- Location: Brainerd and Baxter, Crow Wing County, Minnesota;

Information
- Contaminants: unlined creosote and fuel oil lagoons
- Responsible parties: Burlington Northern

Progress

= Burlington Northern (Brainerd/Baxter) =

Superfund site in Minnesota

The 70-acre Burlington Northern (Brainerd/Baxter Plant) is a former railroad tie treatment plant by Burlington Northern Railroad in northern Minnesota, USA. The unlined creosote and fuel oil lagoons, which had been used to treat the ties, contaminated groundwater. In 1985, the site was listed as a United States Environmental Protection Agency (EPA) Superfund. Contaminated soils were excavated and capped and a groundwater gradient pump-out well is in place.

==Location==
Burlington Northern (Brainerd/Baxter Plant) is located on the boundary between the cities of Brainerd and Baxter, in Crow Wing County, Minnesota, in an area south of the Paul Bunyan State Trail and State Highway 210 and north of West Laurel Street (formerly Florence Street). The Mississippi River flows approximately 3,000 feet east of the site. The site is bordered by commercial and light industrial areas to the north and southwest and by residential areas to the south and southeast.

==History==
The site was operated by Burlington Northern Railroad and historical usage included railroad tie treatment, loading and unloading of ties and timbers, and timber storage. Several rail lines are still active through the area. The tie treating plant operated on the property between 1907 and 1985 and treated railroad ties with creosote and fuel oil. Wastewater generated from the wood-treating process was sent to two shallow, unlined ponds. This created a sludge which contaminated both the underlying soils and the groundwater with creosote and polynuclear aromatic hydrocarbons (PAHs).

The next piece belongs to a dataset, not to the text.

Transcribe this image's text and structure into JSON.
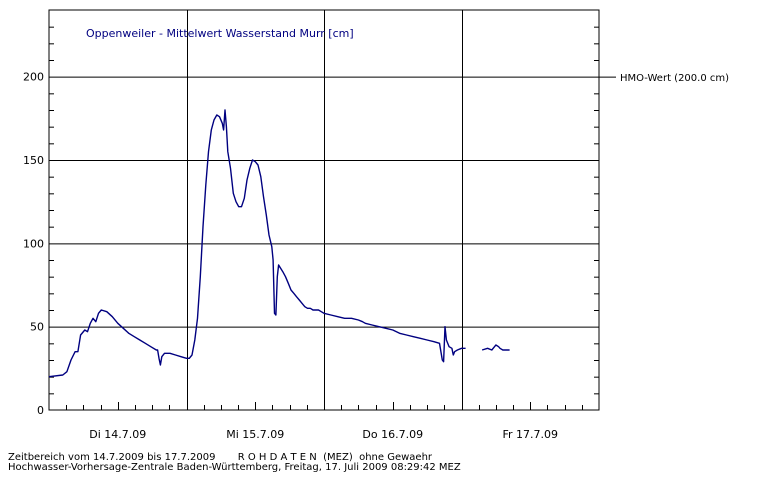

==Threats and contaminants==
Prior to the operation of the groundwater treatment system, contaminated groundwater threatened private water wells, and surface water was at risk from contamination with carcinogenic and non-carcinogenic PAHs, oil and grease, salts, and phenols. Soils at the site were also heavily contaminated prior to removal and treatment.

==Cleanup==
Burlington Northern signed an administrative order on consent with the U.S. EPA and the Minnesota Pollution Control Agency (MPCA) in 1985. Prior to that time, wastewater and liquid creosote had been removed from a lagoon and transported to a wastewater treatment plant and additional creosote was reused by an on-site plant. The remedy selected by EPA included on-site treatment and capping of remaining contaminated soils and sludges, and a groundwater gradient control system to address contaminated groundwater by using groundwater pump-out wells.

Visibly contaminated soils and sludges were excavated from the site and placed in the on-site treatment area. After a pilot study was completed, Burlington Northern operated the soil treatment area from 1987 to 1994. After treatment, about 14,000 cubic yards of contaminated soil were placed in a lined cell onsite which was closed in 1995. The containment cell currently operates under a Resource Conservation and Recovery Act permit issued by MPCA.

The groundwater pump-out system was constructed in 1985 and pumped contaminated groundwater from three wells to a storm sewer. A pilot groundwater aeration (air injection) system was added in 1992 to augment the pump-out system. Additional air injection wells were placed in operation in 1995 to aerate the width of the contaminant plume while pumping continued. From 2001 to 2008, various combinations of pumping and air injection were used to control groundwater. Since 2008, an expanded air injection system has been used alone to control and treat contaminants in groundwater.

The Superfund program conducts periodic Five-Year Reviews to evaluate whether the remedy remains protective. The latest Five Year Review, completed in December 2011, documented that the remedy as currently operating is protective in the short-term and that the groundwater plume which exceeds drinking water standards has decreased significantly in size. However, the 2011 review also raised issues should be addressed to ensure long-term protection related to soil, groundwater, and the containment unit. EPA has been reviewing how the issues are best to be addressed at the site.